丁隐早在踏入合欢派山门之前就觉得有些不对劲,他们这一行,实在是太过简单就成事了,此事虽谋划了十年之久,却不可能不透露风声,鬼王也不是吃素的,怎会轻而易举地就让他们成功,一点阻拦都没有?

正所谓事出反常必有妖,丁隐看到一个人都没有,马上下令撤退。然而正在此时,山上和山下一阵隆隆鼓声,黑旗如乌云罩顶,丁隐非常熟悉,是鬼王宗鬼王的战旗。

其后,一众躲藏起来想螳螂捕蝉的正道人士,被鬼王这个黄雀给赶了上山,正道领头人田不易上前来,看到丁隐,面色阴沉,说:“可是你将我们背叛了?”
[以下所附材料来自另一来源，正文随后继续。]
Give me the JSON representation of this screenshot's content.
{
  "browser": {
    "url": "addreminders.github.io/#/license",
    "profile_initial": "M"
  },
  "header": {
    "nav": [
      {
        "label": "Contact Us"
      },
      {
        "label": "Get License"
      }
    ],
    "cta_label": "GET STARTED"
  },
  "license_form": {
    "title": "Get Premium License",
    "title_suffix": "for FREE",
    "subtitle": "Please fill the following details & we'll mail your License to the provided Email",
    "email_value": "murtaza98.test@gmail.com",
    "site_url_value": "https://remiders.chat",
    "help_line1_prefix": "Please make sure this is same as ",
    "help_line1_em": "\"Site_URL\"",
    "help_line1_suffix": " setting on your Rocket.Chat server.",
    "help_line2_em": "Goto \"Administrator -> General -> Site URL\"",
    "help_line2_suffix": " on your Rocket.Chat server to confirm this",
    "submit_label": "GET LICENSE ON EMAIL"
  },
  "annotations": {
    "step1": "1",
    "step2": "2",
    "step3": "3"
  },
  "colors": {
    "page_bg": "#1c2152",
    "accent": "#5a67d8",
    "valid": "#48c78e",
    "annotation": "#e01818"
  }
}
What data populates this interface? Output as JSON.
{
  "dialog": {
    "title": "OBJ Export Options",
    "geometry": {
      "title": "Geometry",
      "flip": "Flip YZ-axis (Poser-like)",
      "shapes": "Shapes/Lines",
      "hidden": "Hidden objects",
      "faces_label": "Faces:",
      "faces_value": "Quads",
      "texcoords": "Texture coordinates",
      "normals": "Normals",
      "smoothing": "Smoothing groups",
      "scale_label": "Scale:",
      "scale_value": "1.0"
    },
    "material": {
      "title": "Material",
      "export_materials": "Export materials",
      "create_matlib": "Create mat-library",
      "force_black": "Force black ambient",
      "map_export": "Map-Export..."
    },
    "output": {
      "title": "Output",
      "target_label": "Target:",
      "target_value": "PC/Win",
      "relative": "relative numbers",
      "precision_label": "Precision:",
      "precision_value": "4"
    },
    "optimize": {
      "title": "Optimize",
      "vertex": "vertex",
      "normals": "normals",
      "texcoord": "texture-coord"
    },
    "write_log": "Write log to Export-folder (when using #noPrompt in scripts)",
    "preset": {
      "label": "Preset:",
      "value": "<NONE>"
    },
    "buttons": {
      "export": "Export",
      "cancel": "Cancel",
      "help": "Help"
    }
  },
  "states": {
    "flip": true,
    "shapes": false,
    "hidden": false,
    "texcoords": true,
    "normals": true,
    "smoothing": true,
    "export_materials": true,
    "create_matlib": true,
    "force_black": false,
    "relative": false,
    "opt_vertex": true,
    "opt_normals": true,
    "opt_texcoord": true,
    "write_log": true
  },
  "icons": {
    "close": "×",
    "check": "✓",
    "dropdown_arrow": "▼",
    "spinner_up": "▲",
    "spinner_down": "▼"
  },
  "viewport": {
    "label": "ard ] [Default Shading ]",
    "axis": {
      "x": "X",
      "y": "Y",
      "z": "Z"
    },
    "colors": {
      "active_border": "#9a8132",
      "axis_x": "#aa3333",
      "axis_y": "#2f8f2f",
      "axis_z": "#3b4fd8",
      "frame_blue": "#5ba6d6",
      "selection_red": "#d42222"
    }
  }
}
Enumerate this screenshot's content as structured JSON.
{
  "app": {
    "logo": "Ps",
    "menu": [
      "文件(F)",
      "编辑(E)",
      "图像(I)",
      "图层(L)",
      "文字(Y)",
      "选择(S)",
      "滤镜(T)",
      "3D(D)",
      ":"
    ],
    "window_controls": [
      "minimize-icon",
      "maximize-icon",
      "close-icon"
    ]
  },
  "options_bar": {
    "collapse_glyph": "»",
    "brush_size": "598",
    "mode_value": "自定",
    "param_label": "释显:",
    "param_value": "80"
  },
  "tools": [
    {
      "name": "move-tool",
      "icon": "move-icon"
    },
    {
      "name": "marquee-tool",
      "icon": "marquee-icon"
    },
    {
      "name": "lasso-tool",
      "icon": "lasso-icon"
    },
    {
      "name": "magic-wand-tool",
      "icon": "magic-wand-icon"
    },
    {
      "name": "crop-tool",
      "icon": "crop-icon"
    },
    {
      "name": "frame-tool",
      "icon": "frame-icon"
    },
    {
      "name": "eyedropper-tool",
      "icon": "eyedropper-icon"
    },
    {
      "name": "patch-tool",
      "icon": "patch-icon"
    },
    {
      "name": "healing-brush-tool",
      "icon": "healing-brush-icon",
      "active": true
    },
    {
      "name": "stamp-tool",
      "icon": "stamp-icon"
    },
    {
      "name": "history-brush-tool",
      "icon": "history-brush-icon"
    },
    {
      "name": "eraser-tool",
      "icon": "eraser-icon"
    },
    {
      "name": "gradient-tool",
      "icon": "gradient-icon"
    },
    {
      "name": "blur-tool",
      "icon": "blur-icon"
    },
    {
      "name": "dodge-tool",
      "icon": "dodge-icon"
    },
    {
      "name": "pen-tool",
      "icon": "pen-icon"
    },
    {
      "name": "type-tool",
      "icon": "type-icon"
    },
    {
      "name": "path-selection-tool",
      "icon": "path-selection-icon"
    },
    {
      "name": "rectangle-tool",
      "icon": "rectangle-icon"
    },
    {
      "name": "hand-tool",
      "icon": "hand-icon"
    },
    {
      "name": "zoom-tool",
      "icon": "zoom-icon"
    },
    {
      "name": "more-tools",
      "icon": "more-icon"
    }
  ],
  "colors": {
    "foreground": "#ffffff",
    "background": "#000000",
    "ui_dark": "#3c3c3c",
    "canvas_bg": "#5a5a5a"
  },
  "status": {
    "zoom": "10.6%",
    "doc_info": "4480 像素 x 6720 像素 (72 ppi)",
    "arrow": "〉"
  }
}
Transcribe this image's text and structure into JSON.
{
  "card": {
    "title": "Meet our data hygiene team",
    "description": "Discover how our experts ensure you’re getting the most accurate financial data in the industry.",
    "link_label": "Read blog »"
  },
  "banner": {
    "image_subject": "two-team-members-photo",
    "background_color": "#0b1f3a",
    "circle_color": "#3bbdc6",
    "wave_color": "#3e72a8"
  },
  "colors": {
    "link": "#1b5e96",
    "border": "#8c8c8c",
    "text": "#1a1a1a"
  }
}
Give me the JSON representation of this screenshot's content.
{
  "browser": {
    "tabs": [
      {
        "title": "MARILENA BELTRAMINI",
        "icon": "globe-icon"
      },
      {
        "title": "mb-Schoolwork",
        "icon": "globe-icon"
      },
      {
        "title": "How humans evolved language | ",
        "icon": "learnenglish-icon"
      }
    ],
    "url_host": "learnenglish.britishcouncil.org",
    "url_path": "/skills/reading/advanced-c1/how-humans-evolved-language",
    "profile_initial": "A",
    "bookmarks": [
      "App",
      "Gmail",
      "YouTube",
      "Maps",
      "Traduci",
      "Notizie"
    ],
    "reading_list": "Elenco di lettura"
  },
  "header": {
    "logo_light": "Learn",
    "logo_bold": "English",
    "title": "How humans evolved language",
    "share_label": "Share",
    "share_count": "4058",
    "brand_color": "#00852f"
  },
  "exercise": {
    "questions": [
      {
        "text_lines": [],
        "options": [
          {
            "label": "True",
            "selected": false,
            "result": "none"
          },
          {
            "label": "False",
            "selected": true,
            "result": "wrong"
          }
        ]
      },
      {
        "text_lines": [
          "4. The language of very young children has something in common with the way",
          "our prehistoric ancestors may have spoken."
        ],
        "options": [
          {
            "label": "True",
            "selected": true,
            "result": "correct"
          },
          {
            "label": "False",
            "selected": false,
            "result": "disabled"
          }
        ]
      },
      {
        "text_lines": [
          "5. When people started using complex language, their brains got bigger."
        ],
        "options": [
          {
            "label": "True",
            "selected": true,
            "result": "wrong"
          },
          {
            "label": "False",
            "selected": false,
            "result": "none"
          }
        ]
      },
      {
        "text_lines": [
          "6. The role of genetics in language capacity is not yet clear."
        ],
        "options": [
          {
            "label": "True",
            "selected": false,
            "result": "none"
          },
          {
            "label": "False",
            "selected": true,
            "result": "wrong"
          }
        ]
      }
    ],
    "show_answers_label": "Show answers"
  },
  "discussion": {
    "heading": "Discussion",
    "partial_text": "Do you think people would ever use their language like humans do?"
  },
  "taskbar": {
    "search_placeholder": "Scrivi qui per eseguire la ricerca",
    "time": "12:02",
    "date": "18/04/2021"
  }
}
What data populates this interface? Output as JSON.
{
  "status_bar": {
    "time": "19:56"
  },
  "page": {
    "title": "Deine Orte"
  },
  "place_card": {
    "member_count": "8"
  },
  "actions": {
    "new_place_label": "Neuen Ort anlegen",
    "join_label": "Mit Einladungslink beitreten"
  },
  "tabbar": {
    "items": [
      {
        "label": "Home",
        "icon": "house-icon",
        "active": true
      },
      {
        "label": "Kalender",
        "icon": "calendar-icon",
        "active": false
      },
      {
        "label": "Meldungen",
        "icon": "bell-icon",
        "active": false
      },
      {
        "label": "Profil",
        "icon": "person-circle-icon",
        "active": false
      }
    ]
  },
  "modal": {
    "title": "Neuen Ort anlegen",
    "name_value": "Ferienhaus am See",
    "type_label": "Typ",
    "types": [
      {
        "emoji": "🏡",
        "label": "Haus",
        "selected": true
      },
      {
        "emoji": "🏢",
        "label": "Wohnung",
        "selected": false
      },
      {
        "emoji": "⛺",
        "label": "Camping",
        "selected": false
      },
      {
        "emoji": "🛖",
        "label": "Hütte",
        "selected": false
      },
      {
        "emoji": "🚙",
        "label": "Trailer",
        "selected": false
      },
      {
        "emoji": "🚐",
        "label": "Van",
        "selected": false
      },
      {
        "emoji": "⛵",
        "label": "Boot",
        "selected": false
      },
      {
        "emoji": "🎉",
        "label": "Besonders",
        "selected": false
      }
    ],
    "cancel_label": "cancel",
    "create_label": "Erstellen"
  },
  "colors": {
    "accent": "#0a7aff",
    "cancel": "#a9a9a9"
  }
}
紧要关头,最关键的矛盾暴露出来,正道之人并非信任丁隐和鬼厉。

他身后的鬼王宗弟子都呆住了,也有不明白事体的,高兴道:“是王!是王来接我们了!我们将这些道貌岸然的家伙一举歼灭!”

更多的人却深感不对,怀疑的目光投向丁隐。

首先站出来的是鬼王宗指挥副使,他厉声质问道:“丁隐!可是你联合正道人士,背叛我圣教?!”

鬼王的大旗越来越近,丁隐居高临下眺望,看到带头的黑衣人,颇感意外地挑挑眉。若是李狗蛋在此,他定会认得率领鬼王亲卫的人是谁,这人正是把李狗蛋安排到鬼厉院子做事的雁飞。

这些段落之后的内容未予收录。